4 - L’incursion de Wadan menée par le Prophète (sallallahou ‘aleyhi wa sallam) jusqu’à la région du même nom, durant le mois de Safar de l’an 2 de l’Hégire (les dates sont celle de l’Hégire pour le reste du texte). Son unité de combat se composait de 200 combattants. Ils ne livrèrent aucune bataille mais revinrent à Médine avec un accord de non-agression avec les tribus des Banou Zoumrah Ibn Bakr Ibn Kinana.

5 - L’incursion de Bouwat
Le Prophète (sallallahou ‘aleyhi wa sallam) sortit avec 100 combattants dans la région de Bouwat, sur la route menant de la Syrie à La Mecque, durant le mois de Rabi’ Awwal de l’an 2. Le but de la patrouille était de tendre un piège à une caravane de Qouraysh mais celle-ci s’échappa.

6 - L’incursion d’al-‘Ashirah
200 combattants dirigés par le Prophète (sallallahou ‘aleyhi wa sallam) se rendirent à al-‘Ashirah dans la région Yanbou’ dans le but de menacer le commerce de Qouraysh.
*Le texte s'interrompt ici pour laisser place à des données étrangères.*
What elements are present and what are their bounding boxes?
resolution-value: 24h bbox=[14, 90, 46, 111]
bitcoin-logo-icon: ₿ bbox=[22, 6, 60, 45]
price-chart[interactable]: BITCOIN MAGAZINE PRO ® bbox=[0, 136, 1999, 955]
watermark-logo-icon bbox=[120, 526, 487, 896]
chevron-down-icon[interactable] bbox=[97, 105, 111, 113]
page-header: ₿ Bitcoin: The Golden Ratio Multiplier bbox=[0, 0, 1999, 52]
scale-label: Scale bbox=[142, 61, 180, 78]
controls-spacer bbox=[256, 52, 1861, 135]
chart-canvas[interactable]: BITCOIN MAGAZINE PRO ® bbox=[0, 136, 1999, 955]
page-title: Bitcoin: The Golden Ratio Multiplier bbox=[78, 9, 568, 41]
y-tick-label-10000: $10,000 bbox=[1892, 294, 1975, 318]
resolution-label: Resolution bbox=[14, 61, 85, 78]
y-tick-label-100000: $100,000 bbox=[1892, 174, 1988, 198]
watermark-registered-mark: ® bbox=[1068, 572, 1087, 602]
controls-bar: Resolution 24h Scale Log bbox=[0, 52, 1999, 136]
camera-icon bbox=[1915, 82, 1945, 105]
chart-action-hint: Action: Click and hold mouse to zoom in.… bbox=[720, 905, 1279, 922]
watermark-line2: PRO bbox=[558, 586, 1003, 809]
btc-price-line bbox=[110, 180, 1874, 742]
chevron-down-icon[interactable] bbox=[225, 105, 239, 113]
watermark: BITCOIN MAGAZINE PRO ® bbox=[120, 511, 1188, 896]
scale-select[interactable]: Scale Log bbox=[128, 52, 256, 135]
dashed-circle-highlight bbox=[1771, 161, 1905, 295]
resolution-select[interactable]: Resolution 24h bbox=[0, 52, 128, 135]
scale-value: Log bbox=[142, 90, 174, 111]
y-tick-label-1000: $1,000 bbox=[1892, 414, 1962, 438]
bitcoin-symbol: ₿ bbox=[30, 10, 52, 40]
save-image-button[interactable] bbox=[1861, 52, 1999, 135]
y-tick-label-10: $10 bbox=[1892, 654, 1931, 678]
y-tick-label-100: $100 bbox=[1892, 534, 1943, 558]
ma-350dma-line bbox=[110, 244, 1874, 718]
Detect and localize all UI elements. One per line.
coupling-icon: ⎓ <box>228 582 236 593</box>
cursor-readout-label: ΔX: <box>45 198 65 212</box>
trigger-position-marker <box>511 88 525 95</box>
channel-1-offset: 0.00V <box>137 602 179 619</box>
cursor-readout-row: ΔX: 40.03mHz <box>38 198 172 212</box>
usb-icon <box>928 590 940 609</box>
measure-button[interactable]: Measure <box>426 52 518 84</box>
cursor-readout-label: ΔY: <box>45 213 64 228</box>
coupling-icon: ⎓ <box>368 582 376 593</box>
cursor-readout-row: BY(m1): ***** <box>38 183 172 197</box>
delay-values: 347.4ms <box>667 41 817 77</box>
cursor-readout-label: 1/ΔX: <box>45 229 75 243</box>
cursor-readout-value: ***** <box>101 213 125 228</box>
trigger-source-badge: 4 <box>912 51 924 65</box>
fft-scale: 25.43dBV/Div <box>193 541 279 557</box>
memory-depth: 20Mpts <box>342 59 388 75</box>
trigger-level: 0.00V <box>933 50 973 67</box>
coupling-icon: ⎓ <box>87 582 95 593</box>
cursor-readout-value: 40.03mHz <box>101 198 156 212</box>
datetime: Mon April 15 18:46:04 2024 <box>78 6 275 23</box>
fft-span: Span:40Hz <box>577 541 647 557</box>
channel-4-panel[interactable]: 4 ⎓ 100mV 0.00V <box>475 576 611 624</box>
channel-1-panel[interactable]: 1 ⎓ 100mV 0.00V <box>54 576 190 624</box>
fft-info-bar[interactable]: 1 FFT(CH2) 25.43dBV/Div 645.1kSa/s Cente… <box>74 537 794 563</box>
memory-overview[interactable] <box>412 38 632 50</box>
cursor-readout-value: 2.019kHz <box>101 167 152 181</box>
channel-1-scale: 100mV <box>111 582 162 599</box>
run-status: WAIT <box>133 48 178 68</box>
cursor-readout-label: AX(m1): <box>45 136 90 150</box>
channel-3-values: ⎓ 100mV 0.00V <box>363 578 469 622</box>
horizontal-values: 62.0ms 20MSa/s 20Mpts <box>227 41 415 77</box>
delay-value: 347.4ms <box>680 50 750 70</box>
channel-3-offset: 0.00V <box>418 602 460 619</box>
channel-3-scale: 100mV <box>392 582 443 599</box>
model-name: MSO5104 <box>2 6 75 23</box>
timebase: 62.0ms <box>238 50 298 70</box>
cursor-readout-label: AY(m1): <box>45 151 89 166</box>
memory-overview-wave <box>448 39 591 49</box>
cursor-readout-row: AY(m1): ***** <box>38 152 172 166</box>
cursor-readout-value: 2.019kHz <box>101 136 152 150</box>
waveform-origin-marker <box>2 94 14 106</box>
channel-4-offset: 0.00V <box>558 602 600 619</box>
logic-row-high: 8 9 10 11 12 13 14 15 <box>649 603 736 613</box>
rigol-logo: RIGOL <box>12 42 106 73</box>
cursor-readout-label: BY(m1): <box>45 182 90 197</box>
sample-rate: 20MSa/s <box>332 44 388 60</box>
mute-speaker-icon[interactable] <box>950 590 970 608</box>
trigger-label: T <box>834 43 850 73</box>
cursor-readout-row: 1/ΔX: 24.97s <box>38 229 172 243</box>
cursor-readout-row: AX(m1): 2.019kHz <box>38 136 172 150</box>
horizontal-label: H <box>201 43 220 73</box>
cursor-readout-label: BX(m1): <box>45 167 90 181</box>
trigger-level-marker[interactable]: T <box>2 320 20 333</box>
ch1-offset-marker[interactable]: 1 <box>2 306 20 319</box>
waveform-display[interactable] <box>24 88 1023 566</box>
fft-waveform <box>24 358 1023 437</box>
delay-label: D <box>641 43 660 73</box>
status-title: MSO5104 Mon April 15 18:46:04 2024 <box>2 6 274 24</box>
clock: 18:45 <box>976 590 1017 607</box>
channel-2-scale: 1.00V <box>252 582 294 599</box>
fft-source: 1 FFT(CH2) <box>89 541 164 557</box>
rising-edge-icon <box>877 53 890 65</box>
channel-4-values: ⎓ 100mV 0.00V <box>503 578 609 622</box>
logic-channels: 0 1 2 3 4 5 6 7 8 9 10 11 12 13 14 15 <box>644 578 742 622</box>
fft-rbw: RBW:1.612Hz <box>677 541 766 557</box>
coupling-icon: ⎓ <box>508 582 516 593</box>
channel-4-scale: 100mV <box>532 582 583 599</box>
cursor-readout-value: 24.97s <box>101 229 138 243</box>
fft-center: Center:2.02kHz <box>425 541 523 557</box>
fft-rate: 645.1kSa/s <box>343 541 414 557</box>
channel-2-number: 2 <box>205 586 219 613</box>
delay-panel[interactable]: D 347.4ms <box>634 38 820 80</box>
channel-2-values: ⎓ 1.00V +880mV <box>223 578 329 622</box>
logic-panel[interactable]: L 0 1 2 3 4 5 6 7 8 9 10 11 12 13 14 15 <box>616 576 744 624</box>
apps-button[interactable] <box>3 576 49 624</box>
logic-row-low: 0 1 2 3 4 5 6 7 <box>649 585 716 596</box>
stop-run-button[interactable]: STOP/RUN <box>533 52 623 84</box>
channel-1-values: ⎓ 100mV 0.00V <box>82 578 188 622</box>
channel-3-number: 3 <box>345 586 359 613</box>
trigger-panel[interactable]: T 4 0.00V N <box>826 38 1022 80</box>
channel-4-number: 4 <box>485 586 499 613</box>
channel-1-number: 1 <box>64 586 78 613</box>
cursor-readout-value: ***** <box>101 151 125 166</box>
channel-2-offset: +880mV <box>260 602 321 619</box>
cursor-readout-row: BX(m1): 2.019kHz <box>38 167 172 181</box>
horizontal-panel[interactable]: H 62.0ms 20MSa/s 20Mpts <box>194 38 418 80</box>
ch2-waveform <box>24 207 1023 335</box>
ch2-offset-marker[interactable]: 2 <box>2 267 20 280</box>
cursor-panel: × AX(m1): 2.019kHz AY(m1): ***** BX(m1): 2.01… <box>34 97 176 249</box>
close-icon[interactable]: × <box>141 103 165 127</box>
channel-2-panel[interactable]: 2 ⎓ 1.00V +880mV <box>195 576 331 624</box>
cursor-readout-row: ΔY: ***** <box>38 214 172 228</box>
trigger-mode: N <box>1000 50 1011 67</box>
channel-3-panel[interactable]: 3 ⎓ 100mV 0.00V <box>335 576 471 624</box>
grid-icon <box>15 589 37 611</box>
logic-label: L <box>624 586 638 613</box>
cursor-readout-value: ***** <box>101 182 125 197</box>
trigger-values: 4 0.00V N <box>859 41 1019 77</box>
La compagnie revint sans qu’il ait eu accrochage car la caravane s’échappa. Cependant, le Prophète réussit, pendant l’incursion, à signer un pacte de non-agression avec les Banou Moudlaj alliés de Banou Zoumrah, et ce, durant le mois de Joumadah Awwal de l’an 2.

7 - La première incursion de Badr.
Au mois de Joumadah Thani de l’an 2, le Prophète (sallallahou ‘aleyhi wa sallam) sorti avec une compagnie de 200 combattants pour pourchasser des unités légères des polythéistes qui avaient pillé quelques troupeaux, près de Médine. La poursuite s’acheva dans la vallée Safwan, près de Badr sans résultat.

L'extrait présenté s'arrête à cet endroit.